Robert Glasper and his band are performing at NYC’s Blue Note for a month’s residency. The guest performer for October 11-14 was Yasiin Bey, formerly known as Mos Def. For Saturday night’s performance, some of Yasiin’s lines were familiar. Some were not. His delivery, however, struck me as wholly original. He seemed to sculpt rhymes and rhythms in the air, where they lasted all night. He was emphatic and ecstatic, but more than that, he was intent and serious while creating art in real time. Yassin Bey has perfected his rapport with the energy of a spirit at large.
(An original, outside spirit filling one with artistic energy was once what inspired meant. But its overuse, often regarding not much, has led it into the awesome muck. Possibly, not too distant from Mark Zuckerberg’s empathy.)
During a pause, the young man next to me asked, was this hip-hop? He wondered, too, why change your name when Mos Def is such a great name? Mos Def is a great stage name, but it conveys none of real-life seriousness of an artist who dares to take his work seriously. Of course, all art depends on being playful. Many people play all their lives and are undeniably artistic. But taking the risky, sky-leap into serious art occurs to very few people, and even then, it demands nerve, commitment, and luck.

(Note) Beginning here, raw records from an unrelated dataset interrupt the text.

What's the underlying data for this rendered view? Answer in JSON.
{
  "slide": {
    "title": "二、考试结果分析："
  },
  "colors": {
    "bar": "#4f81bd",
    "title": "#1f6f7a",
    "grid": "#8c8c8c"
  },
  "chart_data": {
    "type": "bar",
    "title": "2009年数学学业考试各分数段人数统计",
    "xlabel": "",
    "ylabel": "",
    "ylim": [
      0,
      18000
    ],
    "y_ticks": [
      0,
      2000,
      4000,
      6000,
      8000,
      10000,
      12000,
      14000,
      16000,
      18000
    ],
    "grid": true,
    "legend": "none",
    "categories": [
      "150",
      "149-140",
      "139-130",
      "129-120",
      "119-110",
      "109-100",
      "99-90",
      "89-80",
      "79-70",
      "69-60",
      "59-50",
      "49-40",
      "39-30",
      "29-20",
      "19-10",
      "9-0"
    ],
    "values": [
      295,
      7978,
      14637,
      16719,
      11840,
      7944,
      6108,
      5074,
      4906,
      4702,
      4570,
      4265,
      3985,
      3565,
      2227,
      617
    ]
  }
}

At one point, he started “Ms. Fat Booty,” and Anderson.Paak joined him onstage. (A surprise–AP had been sitting in the row below me, among the “cheap seats.” The younger rapper, his voice higher, his intention pure fun, blended, perfectly with Yasiin’s lofty joy.
The show ended with Yasiin’s ecstatic litany starting in contradiction, moving through repetition, in which a word or emphasis is altered in loop until what you hear is something like a koan, or no, original truths. (That’s what I thought, anyway.)
Yassin Bey’s raspy voice and supreme invocations offered everyone present the “Sun, Moon, and Stars.”